Frassati rappresenta una santità immersa nella vita concreta, nelle amicizie, nella politica, nella carità fatta senza esibirsi. Acutis invece è il ragazzo cresciuto dentro internet, nei linguaggi digitali, ma senza lasciare che la fede diventasse qualcosa di decorativo. Quando Leone XIV ha detto che la vita non va sprecata ma diretta “verso l’alto”, molti hanno notato che non stava proponendo un modello irraggiungibile. Sembrava piuttosto ricordare che la santità può nascere dentro giornate normali, persino confuse. Per tanti genitori cattolici questo passaggio conta più di quanto sembri. In anni in cui molti ragazzi si allontanano dalla fede molto presto, vedere due giovani santi canonizzati insieme ha avuto un peso emotivo forte.

La pace come tema continuo del pontificato

Fin dal primo saluto pubblico, “La pace sia con voi”, Leone XIV ha dato la sensazione di voler riportare il tema della guerra al centro della predicazione della Chiesa. Non come argomento diplomatico. Piuttosto come ferita spirituale e umana. Durante il viaggio in Libano e Turchia questo orientamento è apparso chiarissimo. In Libano ha incontrato comunità cristiane che vivono da anni dentro una crisi economica devastante. In Turchia ha partecipato alle celebrazioni per i 1700 anni del Concilio di Nicea insieme al patriarca Bartolomeo I. Anche lì il messaggio era evidente: l’unità dei cristiani non può restare soltanto una formula teologica.

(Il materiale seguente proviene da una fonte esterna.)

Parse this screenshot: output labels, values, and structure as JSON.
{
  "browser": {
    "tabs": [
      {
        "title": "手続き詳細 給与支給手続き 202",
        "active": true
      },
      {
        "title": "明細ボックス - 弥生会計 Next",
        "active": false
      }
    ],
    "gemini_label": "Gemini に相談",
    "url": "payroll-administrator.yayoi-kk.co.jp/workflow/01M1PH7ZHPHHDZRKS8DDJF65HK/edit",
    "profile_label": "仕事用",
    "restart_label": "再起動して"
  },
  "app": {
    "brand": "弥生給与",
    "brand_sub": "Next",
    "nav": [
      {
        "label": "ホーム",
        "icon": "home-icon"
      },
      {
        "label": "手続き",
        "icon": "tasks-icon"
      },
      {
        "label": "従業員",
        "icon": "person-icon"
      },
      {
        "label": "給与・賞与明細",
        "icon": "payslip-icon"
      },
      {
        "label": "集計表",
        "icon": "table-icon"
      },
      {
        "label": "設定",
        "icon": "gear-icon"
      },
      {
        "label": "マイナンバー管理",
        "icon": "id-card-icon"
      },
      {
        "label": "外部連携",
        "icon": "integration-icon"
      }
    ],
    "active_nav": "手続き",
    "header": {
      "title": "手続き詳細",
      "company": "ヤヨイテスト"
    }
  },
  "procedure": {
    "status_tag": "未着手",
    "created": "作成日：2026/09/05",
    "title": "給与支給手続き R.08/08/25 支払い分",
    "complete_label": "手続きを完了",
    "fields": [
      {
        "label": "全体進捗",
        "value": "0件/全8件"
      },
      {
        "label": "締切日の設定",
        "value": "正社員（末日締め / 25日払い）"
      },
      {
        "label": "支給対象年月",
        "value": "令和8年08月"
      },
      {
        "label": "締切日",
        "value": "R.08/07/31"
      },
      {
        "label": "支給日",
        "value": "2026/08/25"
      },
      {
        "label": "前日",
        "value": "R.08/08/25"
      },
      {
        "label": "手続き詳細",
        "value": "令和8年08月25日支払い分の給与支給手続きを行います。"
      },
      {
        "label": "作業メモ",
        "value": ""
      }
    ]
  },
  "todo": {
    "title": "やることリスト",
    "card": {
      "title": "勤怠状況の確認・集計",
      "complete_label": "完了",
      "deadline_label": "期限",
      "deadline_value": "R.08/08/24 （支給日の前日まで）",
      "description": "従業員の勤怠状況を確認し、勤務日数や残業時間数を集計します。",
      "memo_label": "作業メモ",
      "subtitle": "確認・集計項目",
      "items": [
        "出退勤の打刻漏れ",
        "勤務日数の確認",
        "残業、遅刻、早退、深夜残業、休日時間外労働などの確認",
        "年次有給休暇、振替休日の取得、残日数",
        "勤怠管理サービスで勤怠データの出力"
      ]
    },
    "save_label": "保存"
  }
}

Poi è arrivato il viaggio in Africa. Undici giorni molto pesanti fisicamente, in paesi attraversati da povertà, tensioni politiche e profonde disuguaglianze. La visita al carcere di Bata, in Guinea Equatoriale, ha colpito molti fedeli più di grandi discorsi ufficiali. Dire ai detenuti che nessuno è escluso dall’amore di Dio può sembrare una frase già sentita. Pronunciata dentro una delle prigioni più dure del paese assume un altro peso.

Una figura ancora difficile da definire

Dopo un anno molti cercano ancora di capire chi sia davvero Papa Leone XIV. Progressista o conservatore. Continuatore di Francesco o figura di transizione. Uomo di governo o pastore spirituale. L’impressione è che lui stesso non abbia fretta di chiarirlo. La sua prima lettera apostolica, Dilexi Te, dedicata ai poveri e alla fragilità umana, mostra una sensibilità molto vicina a quella di Francesco. Il suo stile personale, invece, appare più silenzioso, più controllato, quasi monastico in certi momenti. Dentro la Chiesa c’è chi si aspettava cambiamenti più rapidi. Altri tirano un sospiro di sollievo proprio perché quei cambiamenti non sono arrivati subito.

Per ora Leone XIV sembra voler abitare questa tensione senza scioglierla. Ed è possibile che il suo pontificato passi proprio da qui: tenere insieme mondi cattolici che da anni fanno fatica perfino a parlarsi.